There were 10 dancers. On the other hand, there were eleven. Yet again, there were thousands.

In Wayne McGregor’s evening-length work FAR, humans aren’t the only ones dancing.

The work features a vertical board consisting of thousands of light-emitting diodes. Over the course of the hour-long work, these diodes blink on and off, sending out waves of light: pulsing, shimmering, streaming, and glowing. Sometimes, the lights respond to the vibrations of the score, vibrating to the thrum of the deepest notes much as a cobra sways to a flute.

McGregor is known for his use of new technology, his collaborations with other conceptual artists, and his cerebral approach to dance making. It’s tempting to group his work in the post-modern dance camp; it’s non-narrative, boundary-pushing stuff. Even at the level of the individual dancer, McGregor seems determined to move beyond familiar techniques, pushing an arch of the back into an extreme backbend, throwing hips wildly off-kilter. Much as William Forsythe took George Balanchine to the next level of abstraction and extremism, McGregor wades deeper still into a place of relentless kinetics and hyper-mobility.

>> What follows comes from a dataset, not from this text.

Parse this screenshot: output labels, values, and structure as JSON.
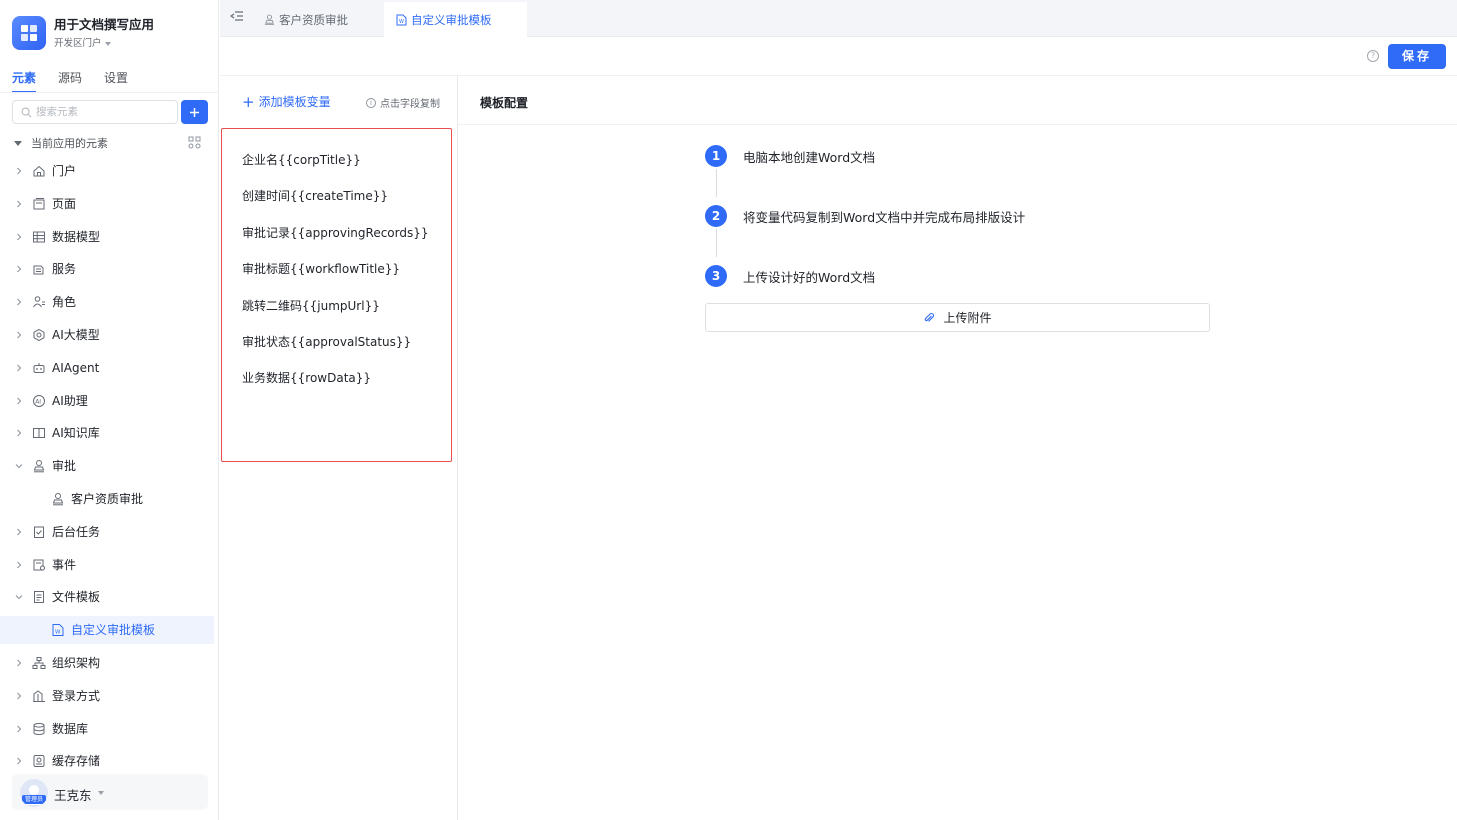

Yet for all its extremism, FAR carries within it echoes of something much older than Forsythe, or Balanchine, or Graham, or Duncan. Amid the post-classical refinement of scissor-sharp jettes and undulating body rolls are stuttering crabwalks and galumphing simian gallops. This sense of the primitive is helped along by Ben Frost’s score, an electronic soundscape out of which bubble grunts and squeals, the buzzing of a swarm of bees, the thunder of hooves.

Moritz Junge’s minimal grayscale costumes stay out of the way, revealing miraculous bodies that put up with movements derived more from the world of machines than muscles and joints. The effect is something like watching the lurching of a drug addict or someone with a neurological disorder — except, of course, for the exquisite control these artists exercise mid-spasm.

For all its post-modernity, FAR is still a work for 10 dancers, in the flesh, in relationship to one another. That these performers are fundamentally human is evident from the opening pas de deux, danced with the rubbery flexibility of porn stars to the final image of a female figure lying supine as her partner backs away from her body, casting his gaze over his shoulder as if to ask for a witness.